Isolation and culture of human pulmonary artery smooth muscle cells (PASMCs)
Isolation and culture of human pulmonary artery smooth muscle cells (PASMCs)
1. The human pulmonary arteries were opened to expose the endothelial surface, which was removed by gentle scraping with a scalpel.
2. The surrounding adventitia was then carefully dissected from the tunica media.
3. Cells were derived either from explants or after tissue digestion.
4. For the explant technique, the pulmonary arterial media was cut into ∼2-mm cubes and plated onto 25-cm2 tissue culture flasks.
5. Explants were left to adhere overnight and then were maintained in primary cell culture, 10% FBS, and antibiotic-antimycotic solution (100 U/ml of penicillin, 100 μg/ml of streptomycin, and 250 ng/ml of amphotericin B). 6. The cells were passed after ∼2 wk into a single 75-cm2flask and grown to confluence in primary cell culture system.

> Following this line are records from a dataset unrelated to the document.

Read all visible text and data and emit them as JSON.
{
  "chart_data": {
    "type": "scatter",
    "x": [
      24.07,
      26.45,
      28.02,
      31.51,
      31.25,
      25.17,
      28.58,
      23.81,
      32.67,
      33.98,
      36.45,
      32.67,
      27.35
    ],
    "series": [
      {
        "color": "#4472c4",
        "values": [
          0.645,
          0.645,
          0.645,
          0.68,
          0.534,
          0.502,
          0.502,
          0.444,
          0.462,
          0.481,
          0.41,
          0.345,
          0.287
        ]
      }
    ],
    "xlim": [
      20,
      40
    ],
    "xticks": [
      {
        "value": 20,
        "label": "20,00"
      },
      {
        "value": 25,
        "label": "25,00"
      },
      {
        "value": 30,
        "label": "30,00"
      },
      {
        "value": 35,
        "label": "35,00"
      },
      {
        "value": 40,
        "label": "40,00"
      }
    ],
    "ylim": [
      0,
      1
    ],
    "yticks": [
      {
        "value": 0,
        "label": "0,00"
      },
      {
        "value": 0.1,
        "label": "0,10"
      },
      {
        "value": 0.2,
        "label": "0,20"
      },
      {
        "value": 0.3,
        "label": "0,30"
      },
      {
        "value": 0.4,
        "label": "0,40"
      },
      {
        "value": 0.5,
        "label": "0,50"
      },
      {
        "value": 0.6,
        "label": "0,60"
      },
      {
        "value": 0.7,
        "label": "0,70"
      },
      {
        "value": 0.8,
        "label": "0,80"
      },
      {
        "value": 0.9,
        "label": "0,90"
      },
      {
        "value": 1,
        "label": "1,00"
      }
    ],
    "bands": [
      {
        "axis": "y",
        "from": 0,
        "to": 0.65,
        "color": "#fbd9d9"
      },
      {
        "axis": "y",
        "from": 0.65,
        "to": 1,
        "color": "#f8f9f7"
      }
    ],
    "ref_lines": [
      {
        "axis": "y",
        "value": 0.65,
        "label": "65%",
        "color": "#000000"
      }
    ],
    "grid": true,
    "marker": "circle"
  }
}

7. For tissue digests, the medial layer was cut into small pieces with a scalpel and incubated in type II collagenase (1,000 U/ml) in serum-free medium at 37°C for 4 h.
8. The action of collagenase was stopped by the addition of primary cell culture system.
9. The cells were then passed through a filter (pore size 100 μm) and centrifuged at 200g for 5 min, then resuspended in primary cell culture system before being plated in 25-cm2 flasks.
10. Subsequent passages were carried out at confluence, dividing one flask into four. Cells were used for experiments between passages 3 and 10.
11. The phenotype of isolated cells was investigated with antibodies to smooth muscle-specific antigens: monoclonal anti-α-smooth muscle actin and anti-smooth muscle myosin.
12. For immunostaining, the cells were grown to subconfluence in eight-well slide chambers.
13. The cells were fixed in acetone at −20°C for 10 min, then washed in phosphate-buffered saline (PBS) for 3 × 5 min.
14. The cells were incubated with primary antibody for 1 h at room temperature, then with anti-mouse FITC-conjugated secondary antibody for 1 h, again at room temperature.
15. Between steps, the slides were thoroughly rinsed in PBS for 3 × 5 min at room temperature.
16. The cells were then mounted in a solution of PBS and glycerol (1:1) and visualized by fluorescence microscopy.
References
Morrell NW, Upton PD, Kotecha S, et al. Angiotensin II activates MAPK and stimulates growth of human pulmonary artery smooth muscle via AT1 receptors. Am J Physiol. 1999; 277: L440–L448.